Das Gemeinderats-Briefing ist das wöchentliche Update aus dem politischen Herzen Zürichs. Was diese Woche wichtig war: AL stoppt neue Kostenmiete-Vergaberegeln, Waser versus Baumer beim Solarausbau, erster Schritt zu Wärmespeichern

Die gestrige Gemeinderatssitzung begann mit einem Paukenschlag. David Garcia Nuñez verlas eine Fraktionserklärung der AL, in der diese ankündigte, der 49b-Vorlage nicht zuzustimmen.

Diese Vorlage, die der Umsetzung des Paragrafen 49b des kantonalen Planungs- und Baugesetzes dient, war in der Gemeinderatssitzung eine Woche zuvor heftig diskutiert worden. Die drei links-grünen Parteien hatten das SP-Vorhaben unterstützt, für Wohnungen zur Kostenmiete, welche die Stadt nach diesem Paragrafen bei Auf- und Umzonungen auch von privaten Eigentümer:innen verlangen kann, die vorgesehene Einkommenslimite zu streichen (wir berichteten).

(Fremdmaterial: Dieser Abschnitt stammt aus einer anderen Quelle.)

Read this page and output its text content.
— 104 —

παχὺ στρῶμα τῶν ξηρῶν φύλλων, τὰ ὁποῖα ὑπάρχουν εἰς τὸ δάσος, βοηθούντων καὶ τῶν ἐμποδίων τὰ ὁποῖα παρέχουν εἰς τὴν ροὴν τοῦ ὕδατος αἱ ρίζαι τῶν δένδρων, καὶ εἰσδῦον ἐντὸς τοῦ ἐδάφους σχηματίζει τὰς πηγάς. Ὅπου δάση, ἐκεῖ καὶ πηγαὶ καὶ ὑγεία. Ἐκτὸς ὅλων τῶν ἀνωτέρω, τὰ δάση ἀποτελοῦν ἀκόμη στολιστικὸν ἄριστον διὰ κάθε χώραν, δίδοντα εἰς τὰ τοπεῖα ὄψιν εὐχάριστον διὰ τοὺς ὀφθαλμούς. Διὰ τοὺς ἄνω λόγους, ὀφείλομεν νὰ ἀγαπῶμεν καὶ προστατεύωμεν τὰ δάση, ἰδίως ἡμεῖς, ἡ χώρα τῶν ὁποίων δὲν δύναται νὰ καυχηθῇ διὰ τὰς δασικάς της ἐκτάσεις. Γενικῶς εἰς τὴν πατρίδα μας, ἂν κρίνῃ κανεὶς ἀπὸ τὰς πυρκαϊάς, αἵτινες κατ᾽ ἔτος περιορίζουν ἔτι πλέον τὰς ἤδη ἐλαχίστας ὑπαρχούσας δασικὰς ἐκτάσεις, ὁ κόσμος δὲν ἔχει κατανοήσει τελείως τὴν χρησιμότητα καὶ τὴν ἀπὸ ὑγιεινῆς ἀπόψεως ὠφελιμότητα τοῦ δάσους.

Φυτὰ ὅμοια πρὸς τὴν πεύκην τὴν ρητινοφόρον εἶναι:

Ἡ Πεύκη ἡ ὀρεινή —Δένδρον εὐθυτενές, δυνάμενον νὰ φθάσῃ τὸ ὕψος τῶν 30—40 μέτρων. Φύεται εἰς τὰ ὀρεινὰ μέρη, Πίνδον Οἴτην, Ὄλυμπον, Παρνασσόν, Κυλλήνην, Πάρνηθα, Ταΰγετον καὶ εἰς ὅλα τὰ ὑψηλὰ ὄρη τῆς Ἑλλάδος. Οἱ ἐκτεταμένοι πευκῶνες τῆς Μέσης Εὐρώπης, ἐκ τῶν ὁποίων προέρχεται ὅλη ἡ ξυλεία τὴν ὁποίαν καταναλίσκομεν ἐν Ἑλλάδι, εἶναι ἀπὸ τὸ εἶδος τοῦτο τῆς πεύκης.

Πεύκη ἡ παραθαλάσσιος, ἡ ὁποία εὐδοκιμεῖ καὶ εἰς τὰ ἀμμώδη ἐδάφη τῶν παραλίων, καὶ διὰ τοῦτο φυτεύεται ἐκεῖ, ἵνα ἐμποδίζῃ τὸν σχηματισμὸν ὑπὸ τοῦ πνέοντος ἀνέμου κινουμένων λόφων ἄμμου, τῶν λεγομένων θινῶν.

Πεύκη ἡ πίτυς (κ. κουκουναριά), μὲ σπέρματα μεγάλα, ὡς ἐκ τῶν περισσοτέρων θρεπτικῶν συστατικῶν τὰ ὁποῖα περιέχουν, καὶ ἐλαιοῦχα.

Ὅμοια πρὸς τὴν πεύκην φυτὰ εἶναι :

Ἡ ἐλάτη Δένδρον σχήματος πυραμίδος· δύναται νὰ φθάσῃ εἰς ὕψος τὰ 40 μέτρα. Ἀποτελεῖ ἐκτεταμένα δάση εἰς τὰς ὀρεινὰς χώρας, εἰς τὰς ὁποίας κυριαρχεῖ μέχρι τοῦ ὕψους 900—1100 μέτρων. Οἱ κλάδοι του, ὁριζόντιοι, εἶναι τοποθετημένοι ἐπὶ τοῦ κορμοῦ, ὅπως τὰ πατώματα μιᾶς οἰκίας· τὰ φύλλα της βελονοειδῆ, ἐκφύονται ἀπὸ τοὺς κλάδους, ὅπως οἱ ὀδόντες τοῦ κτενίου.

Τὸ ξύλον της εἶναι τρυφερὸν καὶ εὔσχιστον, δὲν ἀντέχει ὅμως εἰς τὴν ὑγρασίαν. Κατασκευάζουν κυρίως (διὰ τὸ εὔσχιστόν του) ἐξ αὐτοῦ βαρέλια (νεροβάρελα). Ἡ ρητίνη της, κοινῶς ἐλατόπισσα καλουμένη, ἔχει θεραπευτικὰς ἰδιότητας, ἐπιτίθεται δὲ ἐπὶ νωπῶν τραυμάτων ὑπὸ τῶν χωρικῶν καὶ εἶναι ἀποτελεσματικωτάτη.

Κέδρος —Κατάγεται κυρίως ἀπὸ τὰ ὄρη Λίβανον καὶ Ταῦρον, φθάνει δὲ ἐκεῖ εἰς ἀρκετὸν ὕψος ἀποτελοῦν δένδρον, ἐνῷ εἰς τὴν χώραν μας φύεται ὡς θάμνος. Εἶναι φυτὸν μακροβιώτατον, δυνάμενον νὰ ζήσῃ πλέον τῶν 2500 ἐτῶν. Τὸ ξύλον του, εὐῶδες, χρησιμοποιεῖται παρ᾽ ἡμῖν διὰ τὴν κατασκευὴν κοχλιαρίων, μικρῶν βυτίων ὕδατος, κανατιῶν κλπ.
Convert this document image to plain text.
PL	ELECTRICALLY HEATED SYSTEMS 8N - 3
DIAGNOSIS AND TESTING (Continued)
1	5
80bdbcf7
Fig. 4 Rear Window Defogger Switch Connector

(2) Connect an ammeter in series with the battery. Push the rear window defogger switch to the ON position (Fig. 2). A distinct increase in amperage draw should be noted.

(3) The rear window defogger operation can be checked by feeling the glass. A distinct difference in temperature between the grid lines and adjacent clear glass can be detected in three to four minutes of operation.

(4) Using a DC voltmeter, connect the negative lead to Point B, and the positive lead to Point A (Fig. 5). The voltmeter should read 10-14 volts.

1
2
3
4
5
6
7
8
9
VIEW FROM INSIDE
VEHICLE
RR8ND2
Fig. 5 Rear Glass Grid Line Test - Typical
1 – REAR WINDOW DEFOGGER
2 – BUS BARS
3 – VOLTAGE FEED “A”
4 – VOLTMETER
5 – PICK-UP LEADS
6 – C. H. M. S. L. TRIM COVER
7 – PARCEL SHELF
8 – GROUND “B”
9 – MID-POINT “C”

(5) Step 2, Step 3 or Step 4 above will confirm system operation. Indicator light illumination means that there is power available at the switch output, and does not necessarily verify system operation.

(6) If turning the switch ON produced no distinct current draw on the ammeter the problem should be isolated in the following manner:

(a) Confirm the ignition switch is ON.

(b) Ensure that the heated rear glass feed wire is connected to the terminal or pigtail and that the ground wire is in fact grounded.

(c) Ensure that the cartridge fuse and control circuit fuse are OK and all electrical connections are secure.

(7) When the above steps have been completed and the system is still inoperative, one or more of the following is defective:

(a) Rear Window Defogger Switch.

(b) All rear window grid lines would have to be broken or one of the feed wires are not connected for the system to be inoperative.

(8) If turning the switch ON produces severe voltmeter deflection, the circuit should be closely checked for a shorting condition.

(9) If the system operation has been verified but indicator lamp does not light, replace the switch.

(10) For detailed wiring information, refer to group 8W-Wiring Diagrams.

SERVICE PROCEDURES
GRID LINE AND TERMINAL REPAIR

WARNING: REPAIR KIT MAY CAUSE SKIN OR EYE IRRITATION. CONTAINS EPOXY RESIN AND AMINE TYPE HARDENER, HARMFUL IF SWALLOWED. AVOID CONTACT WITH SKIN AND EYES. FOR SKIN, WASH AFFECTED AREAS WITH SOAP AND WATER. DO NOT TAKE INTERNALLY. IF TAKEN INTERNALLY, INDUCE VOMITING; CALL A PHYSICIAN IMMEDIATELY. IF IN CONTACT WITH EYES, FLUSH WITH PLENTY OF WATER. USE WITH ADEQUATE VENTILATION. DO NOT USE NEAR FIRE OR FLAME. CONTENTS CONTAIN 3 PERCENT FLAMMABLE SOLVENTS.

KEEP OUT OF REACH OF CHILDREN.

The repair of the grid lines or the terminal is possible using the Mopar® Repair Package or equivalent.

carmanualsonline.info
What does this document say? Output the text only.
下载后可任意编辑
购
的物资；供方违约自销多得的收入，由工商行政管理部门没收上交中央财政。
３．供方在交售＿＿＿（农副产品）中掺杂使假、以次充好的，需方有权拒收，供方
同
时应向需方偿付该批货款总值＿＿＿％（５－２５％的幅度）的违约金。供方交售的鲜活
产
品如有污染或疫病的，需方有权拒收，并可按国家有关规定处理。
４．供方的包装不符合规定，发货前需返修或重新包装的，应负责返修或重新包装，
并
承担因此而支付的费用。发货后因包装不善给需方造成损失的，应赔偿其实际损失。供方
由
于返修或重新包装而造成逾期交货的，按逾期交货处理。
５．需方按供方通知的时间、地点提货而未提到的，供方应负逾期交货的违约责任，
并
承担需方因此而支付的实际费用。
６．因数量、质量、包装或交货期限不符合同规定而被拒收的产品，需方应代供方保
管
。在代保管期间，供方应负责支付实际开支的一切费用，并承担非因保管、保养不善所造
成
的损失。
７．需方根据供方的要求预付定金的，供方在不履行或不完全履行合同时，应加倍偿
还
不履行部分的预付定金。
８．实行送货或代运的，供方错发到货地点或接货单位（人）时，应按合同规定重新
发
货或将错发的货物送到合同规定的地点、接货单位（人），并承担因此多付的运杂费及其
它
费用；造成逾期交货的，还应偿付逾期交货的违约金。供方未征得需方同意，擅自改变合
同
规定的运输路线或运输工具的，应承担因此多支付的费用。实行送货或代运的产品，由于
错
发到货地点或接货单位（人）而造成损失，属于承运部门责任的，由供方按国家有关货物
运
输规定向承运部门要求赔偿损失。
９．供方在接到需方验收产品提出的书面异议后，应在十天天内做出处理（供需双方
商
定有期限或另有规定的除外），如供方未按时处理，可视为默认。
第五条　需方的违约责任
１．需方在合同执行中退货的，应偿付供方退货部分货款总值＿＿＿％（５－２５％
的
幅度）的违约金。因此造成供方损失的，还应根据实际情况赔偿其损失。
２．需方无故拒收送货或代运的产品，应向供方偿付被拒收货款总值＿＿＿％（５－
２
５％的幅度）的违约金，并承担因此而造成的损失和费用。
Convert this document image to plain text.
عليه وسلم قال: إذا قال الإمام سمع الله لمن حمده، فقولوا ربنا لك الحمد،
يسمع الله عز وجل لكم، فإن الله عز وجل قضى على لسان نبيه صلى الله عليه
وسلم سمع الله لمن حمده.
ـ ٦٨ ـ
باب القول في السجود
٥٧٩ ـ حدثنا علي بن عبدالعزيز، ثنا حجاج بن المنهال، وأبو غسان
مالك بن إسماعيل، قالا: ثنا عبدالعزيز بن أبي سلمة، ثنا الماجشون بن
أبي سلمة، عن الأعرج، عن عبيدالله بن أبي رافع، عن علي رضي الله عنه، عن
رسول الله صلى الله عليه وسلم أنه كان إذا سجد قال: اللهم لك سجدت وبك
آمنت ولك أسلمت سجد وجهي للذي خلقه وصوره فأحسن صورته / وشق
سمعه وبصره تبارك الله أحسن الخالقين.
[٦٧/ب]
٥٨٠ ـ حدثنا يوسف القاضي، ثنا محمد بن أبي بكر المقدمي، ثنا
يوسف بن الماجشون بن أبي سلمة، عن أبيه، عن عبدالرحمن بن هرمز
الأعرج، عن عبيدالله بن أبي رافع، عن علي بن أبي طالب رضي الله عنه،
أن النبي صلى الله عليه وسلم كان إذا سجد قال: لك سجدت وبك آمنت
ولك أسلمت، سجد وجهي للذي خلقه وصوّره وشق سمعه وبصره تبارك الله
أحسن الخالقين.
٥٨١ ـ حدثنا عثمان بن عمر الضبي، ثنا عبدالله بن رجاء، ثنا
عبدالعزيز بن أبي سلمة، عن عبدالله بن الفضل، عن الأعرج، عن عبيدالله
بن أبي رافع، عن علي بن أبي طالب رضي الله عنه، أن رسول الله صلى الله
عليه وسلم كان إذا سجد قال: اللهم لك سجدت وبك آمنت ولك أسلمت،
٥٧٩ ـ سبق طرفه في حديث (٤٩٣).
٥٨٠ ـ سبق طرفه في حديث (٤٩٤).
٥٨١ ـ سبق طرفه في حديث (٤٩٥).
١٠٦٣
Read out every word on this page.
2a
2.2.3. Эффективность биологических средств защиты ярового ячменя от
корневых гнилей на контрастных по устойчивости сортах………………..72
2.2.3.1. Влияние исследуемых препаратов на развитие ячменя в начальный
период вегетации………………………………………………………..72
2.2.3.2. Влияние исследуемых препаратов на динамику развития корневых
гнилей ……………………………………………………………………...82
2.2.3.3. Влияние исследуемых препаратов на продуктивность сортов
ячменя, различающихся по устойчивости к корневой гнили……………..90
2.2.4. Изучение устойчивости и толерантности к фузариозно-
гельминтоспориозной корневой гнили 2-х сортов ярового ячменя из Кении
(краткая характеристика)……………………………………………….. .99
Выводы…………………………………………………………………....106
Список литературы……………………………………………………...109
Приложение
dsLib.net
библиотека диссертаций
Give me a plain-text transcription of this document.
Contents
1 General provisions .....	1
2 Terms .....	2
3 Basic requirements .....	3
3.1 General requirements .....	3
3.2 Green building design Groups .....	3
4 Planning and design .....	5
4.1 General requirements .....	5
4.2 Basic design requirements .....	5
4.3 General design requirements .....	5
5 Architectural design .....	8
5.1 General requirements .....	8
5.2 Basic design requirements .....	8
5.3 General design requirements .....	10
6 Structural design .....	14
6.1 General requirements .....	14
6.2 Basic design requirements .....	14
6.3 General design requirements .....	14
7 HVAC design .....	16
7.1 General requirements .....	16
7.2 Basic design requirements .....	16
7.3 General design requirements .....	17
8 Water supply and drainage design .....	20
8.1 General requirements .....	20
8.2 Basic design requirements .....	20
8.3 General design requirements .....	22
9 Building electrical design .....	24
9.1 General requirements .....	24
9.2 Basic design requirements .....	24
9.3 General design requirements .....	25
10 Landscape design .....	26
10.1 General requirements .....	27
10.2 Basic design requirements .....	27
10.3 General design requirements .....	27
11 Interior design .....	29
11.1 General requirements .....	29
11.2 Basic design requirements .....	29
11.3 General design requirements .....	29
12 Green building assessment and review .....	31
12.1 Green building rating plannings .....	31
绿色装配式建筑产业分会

Für Mitglieder der GLP und der EVP, aber auch für Kommentator:innen in den Medien war dieser Schritt aus diesem politischen Lager unverständlich. Von einer Öffnung preisgünstiger Wohnungen für Reiche war die Rede, ein Referendum bürgerlicher Parteien gegen die Vorlage stand im Raum.

Illustration: Zana Selimi

Doch bevor die Vorlage inklusive der beschlossenen Änderungen in die Schlussabstimmung gehen kann – eigentlich reine Formsache, die inhaltliche Diskussion wurde ja schon geführt – schert die AL nun aus. Nicht nur wollen die acht Fraktionsmitglieder ihre Zustimmung verweigern, womit die knappe Mehrheit dahin ist. Aus der Fraktion soll auch ein Rückweisungsantrag gestellt werden, der die gesamte Vorlage noch einmal in die entsprechende Gemeinderatskommission zurückschickt.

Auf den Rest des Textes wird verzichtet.